If you are considering an elective or non-emergency Cesarean section for the birth of your infant, make sure that the timing is right. Infants tend to do better after a scheduled Caesarean section if they are born no sooner than seven days before their due date.
Those that are delivered earlier than their due date had more complications, such as breathing problems, even though they were full term. Just a few days can make a difference.
These facts were reported by researchers in Thursday’s New England Journal of Medicine. The findings offer important guidance to the growing number of expectant mothers who face planned C-sections. Also, the study supports the recommendations that elective C-sections be scheduled after 39 weeks into the pregnancy unless tests show that the infant’s lungs are fully mature. The due date is normally set at 40 weeks gestation and infants are considered full term at 37 weeks.
One of the researchers, Dr. John Thorp from the University of North Carolina at Chapel Hill School of medicine, stated that he delivered a healthy baby girl on Tuesday after persuading her mother to wait just a few more days for the C-section, even thought the last week would have been more convenient for both the doctor and the mother. Thorp said that they both bit the bullet and did the C-section at the right time.
The rate of Caesarean sections today in the United States is at an all-time high, accounting for approximately 31 percent of all births. There are many reasons for this fact: the threat of malpractice lawsuits, older mothers, preference of mothers, multiple births, the doctor, and the risk of having a vaginal birth after having a previous Caesarean. In 2006, a government panel urged women not to settle on having a C-section without having a medical reason because surgery brings risks and babies that are born by Caesarean have a greater chance of respiratory problems.
In the recent study, the researchers led by Dr. Alan Tita of the University of Alabama at Birmingham examined a registry for C-sections from 19 academic medical centers to see how many of the procedures were being performed before the recommended 39 weeks and if the timing made any difference in the risk for complications. They focused on 13,258 women who had a single child with a planned Caesarean and who had previously gave birth the same way. Some cases where medical issues warranted the early or immediate delivery were excluded. The infants were then followed until they left the hospital or for four months.
The researchers found that approximately more than one-third of all the C-sections were performed before 39 weeks gestation. Those that were delivered at 37 weeks were twice as likely to have health problems such as infections, low blood sugar, breathing problems, or be in need of intensive care. Fifteen percent of the babies born at 37 weeks and 11 percent that were born at 38 weeks had complications in comparison to the 8 percent of babies delivered at 39 weeks. There was only one death of an infant that was born at 39 weeks.

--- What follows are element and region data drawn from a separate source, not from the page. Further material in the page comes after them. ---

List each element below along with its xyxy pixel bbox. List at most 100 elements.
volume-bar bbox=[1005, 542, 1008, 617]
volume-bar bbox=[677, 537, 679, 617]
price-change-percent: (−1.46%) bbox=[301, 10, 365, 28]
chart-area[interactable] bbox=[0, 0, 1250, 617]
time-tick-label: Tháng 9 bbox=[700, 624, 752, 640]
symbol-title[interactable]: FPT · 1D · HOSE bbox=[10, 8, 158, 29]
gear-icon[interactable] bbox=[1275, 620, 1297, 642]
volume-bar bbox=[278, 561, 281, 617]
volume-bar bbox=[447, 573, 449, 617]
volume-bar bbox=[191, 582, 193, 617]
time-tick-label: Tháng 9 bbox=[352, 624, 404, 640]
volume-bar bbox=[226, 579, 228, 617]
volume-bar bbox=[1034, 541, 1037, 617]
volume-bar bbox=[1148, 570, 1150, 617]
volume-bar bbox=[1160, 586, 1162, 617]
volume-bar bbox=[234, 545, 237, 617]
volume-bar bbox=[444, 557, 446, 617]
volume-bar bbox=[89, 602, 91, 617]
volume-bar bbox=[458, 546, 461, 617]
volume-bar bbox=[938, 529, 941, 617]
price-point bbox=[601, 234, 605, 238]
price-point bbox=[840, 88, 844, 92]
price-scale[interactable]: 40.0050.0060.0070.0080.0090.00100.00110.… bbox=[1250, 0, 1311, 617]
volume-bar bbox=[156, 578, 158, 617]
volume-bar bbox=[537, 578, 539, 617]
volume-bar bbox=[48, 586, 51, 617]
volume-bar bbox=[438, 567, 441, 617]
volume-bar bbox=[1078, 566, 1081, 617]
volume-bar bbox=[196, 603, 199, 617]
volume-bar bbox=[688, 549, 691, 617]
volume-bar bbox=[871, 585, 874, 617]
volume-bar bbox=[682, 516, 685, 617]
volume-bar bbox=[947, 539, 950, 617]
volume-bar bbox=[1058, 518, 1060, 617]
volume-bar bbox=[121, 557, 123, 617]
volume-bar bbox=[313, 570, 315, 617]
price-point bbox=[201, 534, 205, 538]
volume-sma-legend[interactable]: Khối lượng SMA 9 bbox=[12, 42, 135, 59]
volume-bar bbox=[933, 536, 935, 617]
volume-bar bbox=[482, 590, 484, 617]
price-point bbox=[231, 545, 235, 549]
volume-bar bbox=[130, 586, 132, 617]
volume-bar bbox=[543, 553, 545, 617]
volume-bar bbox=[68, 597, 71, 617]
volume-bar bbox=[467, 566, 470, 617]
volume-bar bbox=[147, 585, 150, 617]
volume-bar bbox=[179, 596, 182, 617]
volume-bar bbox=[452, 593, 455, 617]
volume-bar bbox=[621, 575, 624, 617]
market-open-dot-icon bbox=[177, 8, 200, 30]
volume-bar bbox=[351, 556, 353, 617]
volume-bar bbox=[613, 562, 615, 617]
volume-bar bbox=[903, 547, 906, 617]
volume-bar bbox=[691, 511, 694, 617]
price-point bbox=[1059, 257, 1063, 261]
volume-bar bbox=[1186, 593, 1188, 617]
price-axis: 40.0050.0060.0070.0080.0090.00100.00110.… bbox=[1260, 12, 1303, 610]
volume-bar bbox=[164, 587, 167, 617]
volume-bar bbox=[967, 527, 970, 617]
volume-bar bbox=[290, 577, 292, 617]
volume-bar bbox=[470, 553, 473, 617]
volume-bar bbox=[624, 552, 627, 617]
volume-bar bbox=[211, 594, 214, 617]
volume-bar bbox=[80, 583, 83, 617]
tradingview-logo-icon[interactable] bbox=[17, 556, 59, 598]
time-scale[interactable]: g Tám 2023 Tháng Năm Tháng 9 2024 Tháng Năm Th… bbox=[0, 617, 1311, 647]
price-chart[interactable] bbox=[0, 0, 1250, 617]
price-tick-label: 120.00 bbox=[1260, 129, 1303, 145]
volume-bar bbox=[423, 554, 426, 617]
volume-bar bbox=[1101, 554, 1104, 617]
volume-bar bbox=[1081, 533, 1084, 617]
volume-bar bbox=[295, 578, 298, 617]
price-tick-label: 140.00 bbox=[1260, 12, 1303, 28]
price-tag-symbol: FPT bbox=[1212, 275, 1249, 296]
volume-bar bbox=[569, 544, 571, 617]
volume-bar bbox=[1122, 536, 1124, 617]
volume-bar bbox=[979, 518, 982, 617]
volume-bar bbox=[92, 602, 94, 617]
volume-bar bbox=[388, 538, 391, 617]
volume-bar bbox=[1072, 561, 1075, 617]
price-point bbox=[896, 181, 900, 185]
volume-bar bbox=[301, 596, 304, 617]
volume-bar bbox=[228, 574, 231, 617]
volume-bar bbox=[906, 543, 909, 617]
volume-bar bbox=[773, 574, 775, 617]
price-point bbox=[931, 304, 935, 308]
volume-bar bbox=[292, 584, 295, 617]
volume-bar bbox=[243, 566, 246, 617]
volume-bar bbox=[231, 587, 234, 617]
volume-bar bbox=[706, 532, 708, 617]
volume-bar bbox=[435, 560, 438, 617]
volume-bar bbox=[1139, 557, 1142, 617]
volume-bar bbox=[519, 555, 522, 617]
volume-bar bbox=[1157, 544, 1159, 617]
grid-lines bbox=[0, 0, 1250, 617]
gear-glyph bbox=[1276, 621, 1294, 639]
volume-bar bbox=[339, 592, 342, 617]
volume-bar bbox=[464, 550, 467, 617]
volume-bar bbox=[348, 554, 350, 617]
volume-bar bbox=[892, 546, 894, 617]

The biggest difference was in the breathing problems, with a fourfold increase for those born at 37 weeks compared to those that were delivered at 39 weeks. Babies delivered by C-sections are already at a higher risk of breathing trouble than those born vaginally because the act of labor help clear the lungs of fluid.
The researchers stated that the risk for complications also increased for the babies born after 41 weeks, but there were few births that were in this category.
Tita said that the researchers did not know the reasons behind the chosen delivery dates, but they speculated that some of the mothers might want to deliver as soon their baby reached full term or that an earlier time may have been more convenient for the physician or mother.
Dr. Michael Greene, from the Massachusetts General Hospital in Boston, noted that the research showed that there is even an increased risk of complication within the last few days before the 39th week of gestation. He also said that this is something most doctors would not suspect. “I generally try to wait to 39 weeks, although I confess that I’m as guilty as anybody else with a busy practice and scheduling being what it is. I really hadn’t thought much about it until now,” said Green, who wrote an accompanying editorial in the journal in which the study was published.
The new study only looked at the live births, and did not account for the small risk of the baby dying while waiting to reach the 39 weeks. That risk has been estimated up to 1 in 1,000 births.